Les dirigeants en Europe ne prennent pas vraiment en compte ces éléments. Le Ministère de la Défense française et la DGRIS juge ainsi que l’étude du processus de Guerre hybride n’est pas “un domaine d’étude prioritaire”, c’est du moins ce que révèle la dernière campagne de l’IRSEM pour attribuer des bourses à ses chercheurs. La France est un pays en retard avec beaucoup de lacunes sur la Russie, en atteste les analyses des français qui travaillent au SHAPE de l’OTAN et ne disposent pas d’une approche réaliste sur les dangers qui pèsent sur les pays Baltes et en Pologne par rapport à leurs collègues Allemands et d’Europe de l’Est. La bulle française n’est pas une exception dans la mesure ou la Grande Bretagne est également en retard et ne dispose plus des capacités nécessaires pour innover sur un plan technologique. On peut cependant noter deux éléments favorables avec d’une part l’annonce d’Angela Merkel, suivant la visite du Président américain, qui vise à renforcer la puissance militaire allemande et devrait assurer plus de stabilité sur le continent, et la Pologne qui commence à innover notamment en terme de stratégies militaires et à s’éloigner des approches des pays de l’Ouest. On est donc dans un basculement ou l’Allemagne devrait redevenir la première puissance militaire sur le continent d’ici 2030 et dispose d’un partenaire polonais de premier choix Reste à savoir si des anciennes puissances comme la France et la Grande Bretagne sont prêtes à accepter la remise en cause de leur statu qui repose désormais uniquement sur leur force de frappe nucléaire et le mythe qui remonte à l’époque coloniale.

François Géré : Personne ne peut spéculer sur la politique étrangère de Donald Trump puisqu’elle n’existe pas suggérant tout au plus un isolationnisme agressif.
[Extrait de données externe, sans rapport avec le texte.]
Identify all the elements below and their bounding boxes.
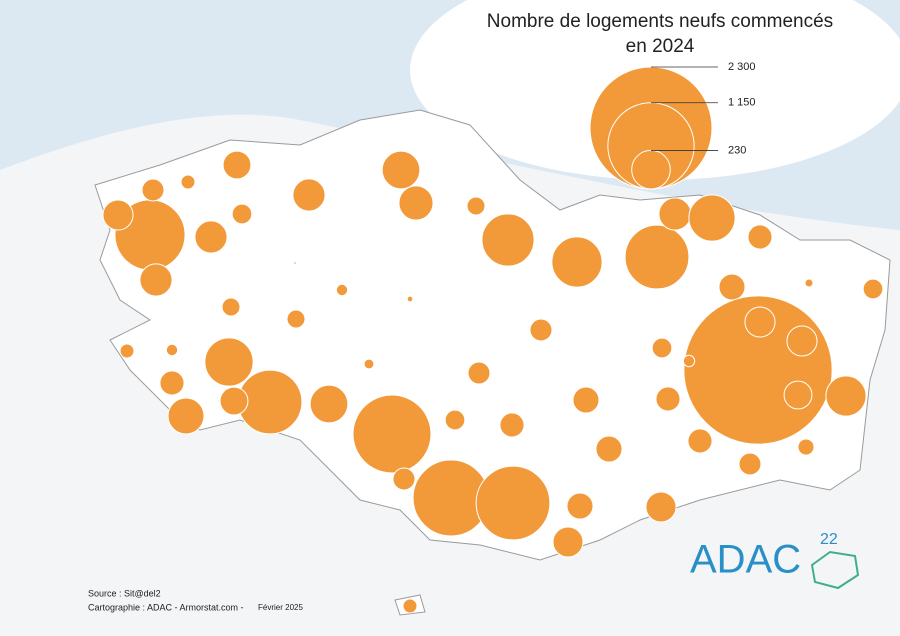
proportional-circle <box>180 174 196 190</box>
proportional-circle <box>219 386 249 416</box>
proportional-circle <box>165 343 179 357</box>
proportional-circle <box>804 278 814 288</box>
proportional-circle <box>475 465 551 541</box>
credits: Cartographie : ADAC - Armorstat.com - <box>88 602 244 612</box>
proportional-circle <box>363 358 375 370</box>
proportional-circle <box>286 309 306 329</box>
proportional-circle <box>292 178 326 212</box>
legend-circle <box>631 149 671 190</box>
proportional-circle <box>738 452 762 476</box>
proportional-circle <box>467 361 491 385</box>
proportional-circle <box>645 491 677 523</box>
proportional-circle <box>466 196 486 216</box>
proportional-circle <box>444 409 466 431</box>
proportional-circle <box>167 397 205 435</box>
proportional-circle <box>718 273 746 301</box>
proportional-circle <box>682 354 696 368</box>
proportional-circle <box>499 412 525 438</box>
proportional-circle <box>381 150 421 190</box>
proportional-circle <box>141 178 165 202</box>
proportional-circle <box>862 278 884 300</box>
proportional-circle <box>551 236 603 288</box>
proportional-circle <box>221 297 241 317</box>
proportional-circle <box>825 375 867 417</box>
proportional-circle <box>744 306 776 338</box>
proportional-circle <box>797 438 815 456</box>
proportional-circle <box>481 213 535 267</box>
proportional-circle <box>624 224 690 290</box>
logo-number: 22 <box>820 531 838 548</box>
proportional-circle <box>392 467 416 491</box>
proportional-circle <box>786 325 818 357</box>
proportional-circle <box>747 224 773 250</box>
logo: ADAC <box>690 538 801 582</box>
proportional-circle <box>529 318 553 342</box>
proportional-circle <box>552 526 584 558</box>
legend-label: 1 150 <box>728 97 756 109</box>
proportional-circle <box>655 386 681 412</box>
proportional-circle <box>687 428 713 454</box>
source: Source : Sit@del2 <box>88 588 161 598</box>
date: Février 2025 <box>258 603 303 612</box>
legend: 2 300 1 150 230 <box>589 61 756 190</box>
proportional-circle <box>688 194 736 242</box>
proportional-circle <box>783 380 813 410</box>
title: en 2024 <box>626 36 695 57</box>
proportional-circle <box>406 295 414 303</box>
proportional-circle <box>139 263 173 297</box>
proportional-circle <box>572 386 600 414</box>
proportional-circle <box>398 185 434 221</box>
proportional-circle <box>335 283 349 297</box>
title: Nombre de logements neufs commencés <box>487 11 833 32</box>
proportional-circle <box>651 337 673 359</box>
proportional-circle <box>352 394 432 474</box>
proportional-circle <box>309 384 349 424</box>
proportional-circle <box>402 598 418 614</box>
proportional-circle <box>204 337 254 387</box>
proportional-circle <box>658 197 692 231</box>
proportional-circle <box>159 370 185 396</box>
proportional-circle <box>595 435 623 463</box>
legend-label: 2 300 <box>728 61 756 73</box>
proportional-circle <box>293 261 297 265</box>
proportional-circle <box>102 199 134 231</box>
proportional-circle <box>231 203 253 225</box>
proportional-circle <box>119 343 135 359</box>
proportional-circle <box>194 220 228 254</box>
legend-label: 230 <box>728 144 746 156</box>
logo-shape <box>810 550 860 590</box>
proportional-circle <box>222 150 252 180</box>
proportional-circle <box>566 492 594 520</box>
circles <box>102 150 884 614</box>
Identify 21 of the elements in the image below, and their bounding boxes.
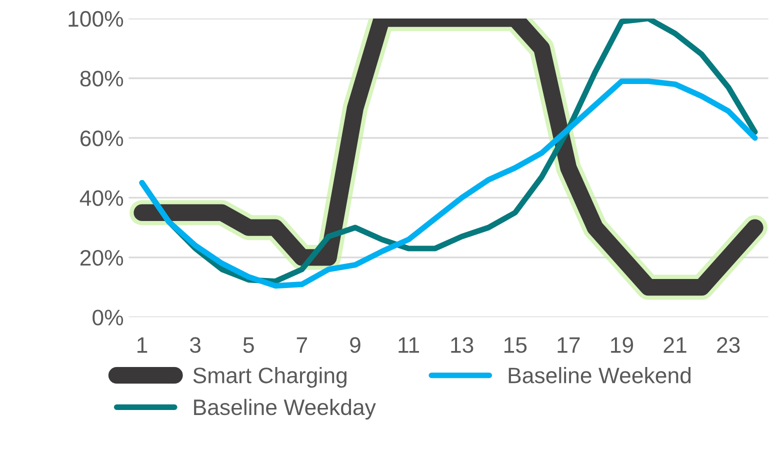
- y-tick-label: 40%: [80, 190, 124, 206]
- legend-label: Baseline Weekend: [508, 367, 691, 384]
- x-tick-label: 23: [717, 337, 740, 353]
- x-tick-label: 13: [451, 337, 474, 353]
- x-tick-label: 15: [504, 337, 527, 353]
- legend-label: Baseline Weekday: [194, 398, 376, 420]
- x-tick-label: 9: [350, 337, 360, 353]
- x-tick-label: 11: [398, 337, 419, 353]
- y-tick-label: 80%: [80, 70, 124, 87]
- x-tick-label: 3: [190, 337, 201, 353]
- x-tick-label: 17: [558, 337, 580, 353]
- x-tick-label: 21: [664, 337, 686, 353]
- x-tick-label: 7: [296, 337, 307, 353]
- x-tick-label: 1: [138, 337, 148, 353]
- x-tick-label: 5: [243, 337, 254, 353]
- y-tick-label: 20%: [80, 250, 124, 266]
- y-tick-label: 0%: [92, 310, 124, 326]
- x-tick-label: 19: [611, 337, 634, 353]
- y-tick-label: 100%: [68, 11, 124, 27]
- legend-label: Smart Charging: [193, 367, 346, 388]
- y-tick-label: 60%: [80, 130, 124, 146]
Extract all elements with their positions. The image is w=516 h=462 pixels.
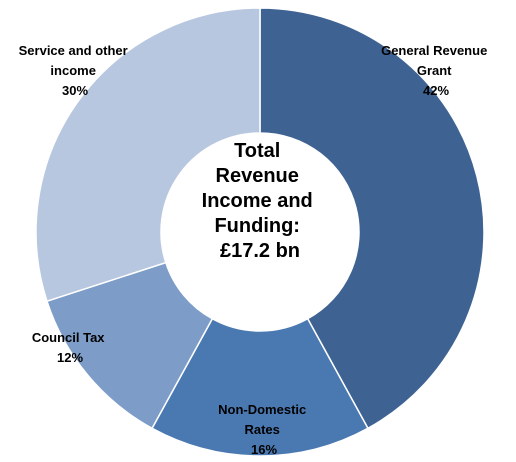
center-line-5: £17.2 bn xyxy=(220,240,300,262)
donut-slice-non-domestic-rates xyxy=(151,317,369,457)
center-line-1: Total xyxy=(234,140,280,162)
donut-slices xyxy=(35,7,485,457)
center-line-2: Revenue xyxy=(216,165,299,187)
center-line-4: Funding: xyxy=(214,215,300,237)
slice-label-service-and-other-income: Service and other income 30% xyxy=(19,43,132,98)
donut-slice-service-and-other-income xyxy=(35,7,261,303)
slice-label-council-tax: Council Tax 12% xyxy=(32,330,108,365)
slice-label-general-revenue-grant: General Revenue Grant 42% xyxy=(381,43,491,98)
center-title: Total Revenue Income and Funding: £17.2 … xyxy=(202,140,319,262)
slice-label-non-domestic-rates: Non-Domestic Rates 16% xyxy=(218,402,310,457)
center-line-3: Income and xyxy=(202,190,313,212)
donut-slice-general-revenue-grant xyxy=(259,7,485,430)
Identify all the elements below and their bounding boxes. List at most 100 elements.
En revanche l’équipe de Hilary Clinton a indiqué un regain d’intérêt pour la défense de l’Europe et une position beaucoup plus ferme par rapport à la Russie. Entendons nous bien : il ne s’agit pas d’une guerre froide bis mais d’un rééquilibrage de puissance et d’intérêts entre les Etats-Unis et la Russie. L’Europe, faute de s’autonomiser comme puissance, est devenue un terrain de jeu pour la compétition entre ces deux forces extérieures. La Russie, plus faible, bénéficie cependant de la proximité géographique et du déséquilibre des potentiels créé par le renoncement des Européens à investir dans leur propre sécurité.  
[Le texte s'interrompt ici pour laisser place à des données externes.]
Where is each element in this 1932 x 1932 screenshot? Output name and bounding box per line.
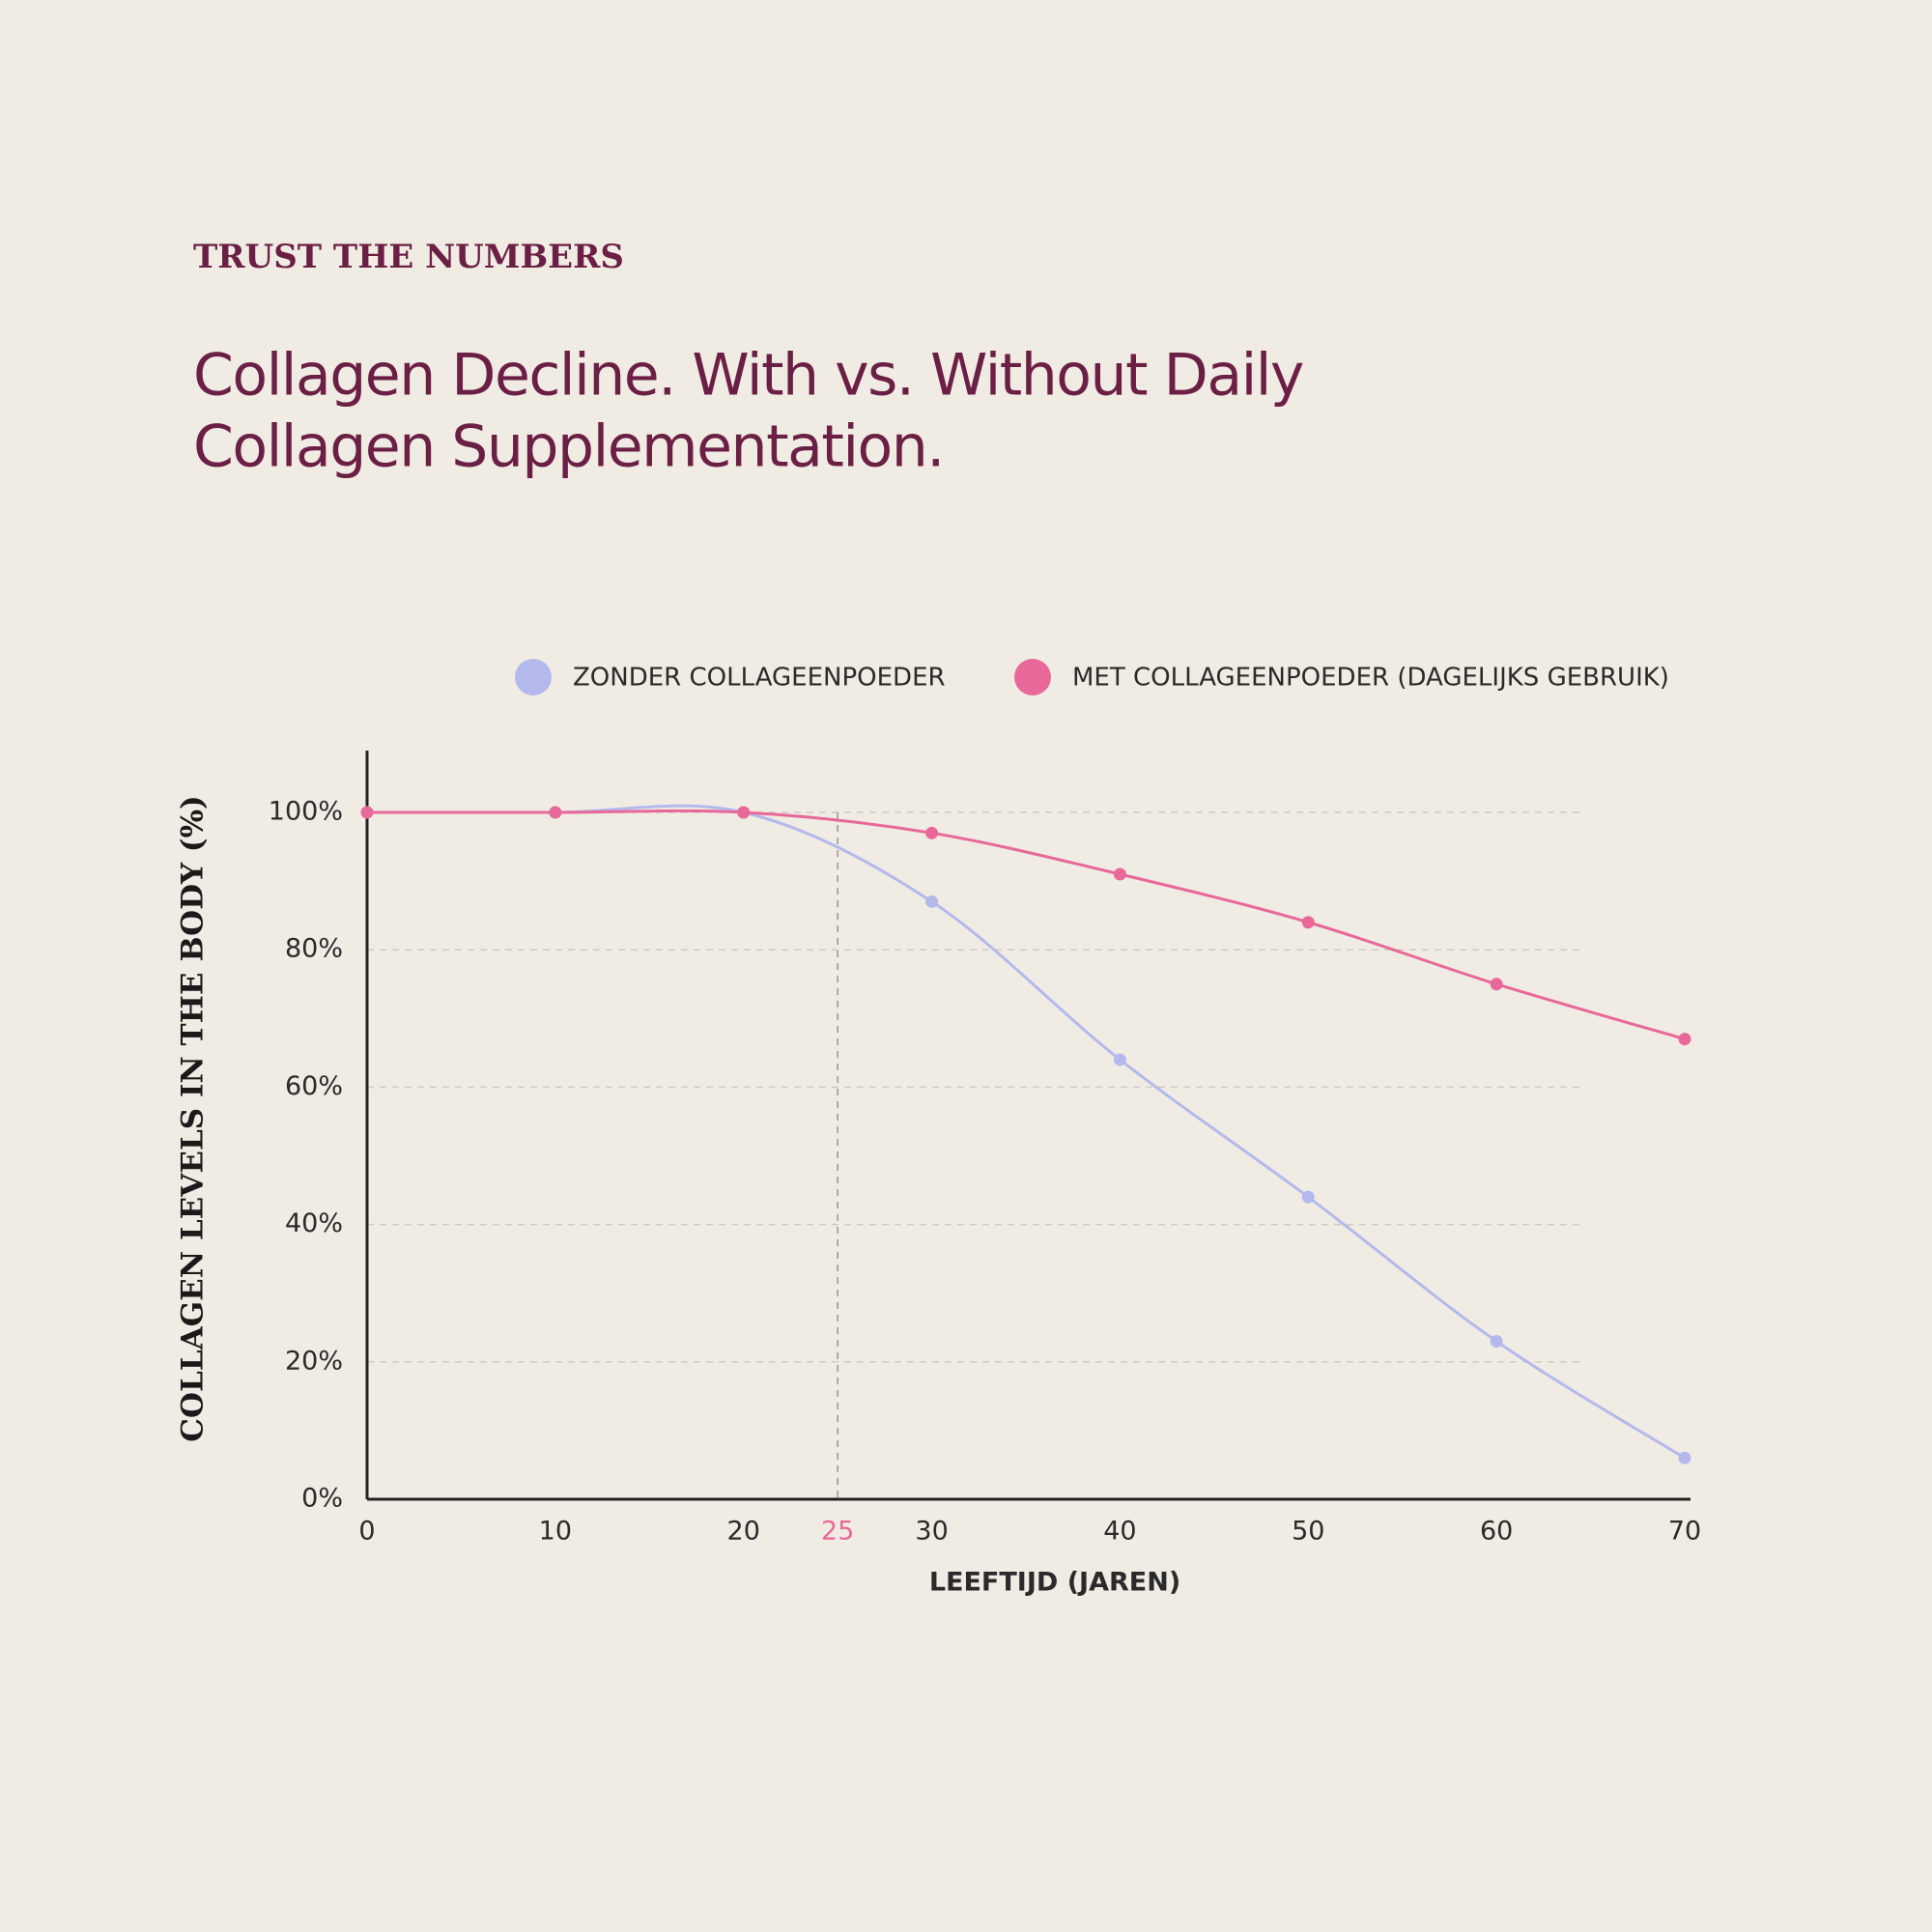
x-tick-label: 20 bbox=[727, 1517, 760, 1547]
data-point bbox=[1490, 978, 1503, 991]
legend-label: MET COLLAGEENPOEDER (DAGELIJKS GEBRUIK) bbox=[1072, 664, 1669, 693]
legend-marker bbox=[1014, 659, 1051, 696]
chart-title: Collagen Supplementation. bbox=[193, 413, 944, 481]
x-tick-label: 70 bbox=[1668, 1517, 1701, 1547]
y-tick-label: 80% bbox=[285, 934, 343, 964]
data-point bbox=[1113, 867, 1126, 881]
series-line bbox=[366, 809, 1686, 1041]
chart-title: Collagen Decline. With vs. Without Daily bbox=[193, 342, 1303, 410]
data-point bbox=[1301, 1190, 1315, 1204]
data-point bbox=[925, 826, 939, 839]
x-tick-label: 50 bbox=[1292, 1517, 1324, 1547]
y-tick-label: 60% bbox=[285, 1071, 343, 1101]
data-point bbox=[1678, 1451, 1691, 1464]
x-tick-label: 10 bbox=[539, 1517, 572, 1547]
x-axis-label: LEEFTIJD (JAREN) bbox=[929, 1568, 1180, 1598]
data-point bbox=[549, 806, 562, 819]
data-point bbox=[360, 806, 374, 819]
x-tick-label: 60 bbox=[1480, 1517, 1513, 1547]
data-point bbox=[1490, 1334, 1503, 1348]
y-tick-label: 40% bbox=[285, 1208, 343, 1238]
x-tick-label: 0 bbox=[358, 1517, 375, 1547]
y-axis-label: COLLAGEN LEVELS IN THE BODY (%) bbox=[176, 795, 211, 1441]
legend-label: ZONDER COLLAGEENPOEDER bbox=[573, 664, 946, 693]
x-tick-label: 40 bbox=[1103, 1517, 1136, 1547]
eyebrow: TRUST THE NUMBERS bbox=[193, 238, 624, 276]
y-tick-label: 100% bbox=[269, 796, 343, 826]
data-point bbox=[925, 895, 939, 908]
x-tick-label: 25 bbox=[821, 1517, 854, 1547]
y-tick-label: 0% bbox=[301, 1484, 343, 1514]
x-tick-label: 30 bbox=[915, 1517, 948, 1547]
data-point bbox=[1301, 916, 1315, 929]
data-point bbox=[1678, 1033, 1691, 1046]
y-tick-label: 20% bbox=[285, 1346, 343, 1376]
legend-marker bbox=[515, 659, 552, 696]
data-point bbox=[1113, 1053, 1126, 1066]
data-point bbox=[737, 806, 751, 819]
Les Etats-Unis n’entendent pas pour autant sacrifier l’Europe avec laquelle les liens économiques et financiers et l’influence intellectuels sont sans commune mesure avec les intérêts russes. C’est pourquoi l’OTAN se renforce comme le montrera le sommet de Varsovie dans les prochains jours.

Le Brexit gêne les Etats-Unis bien plus sur le volet économique au moment où ils négocient avec l’UE le grand accord de libre-échange et d’investissement (TTIP) dont le Royaume-Uni vient de s’exclure. Le bilatéralisme économique avec Londres n’intéresse guère Washington.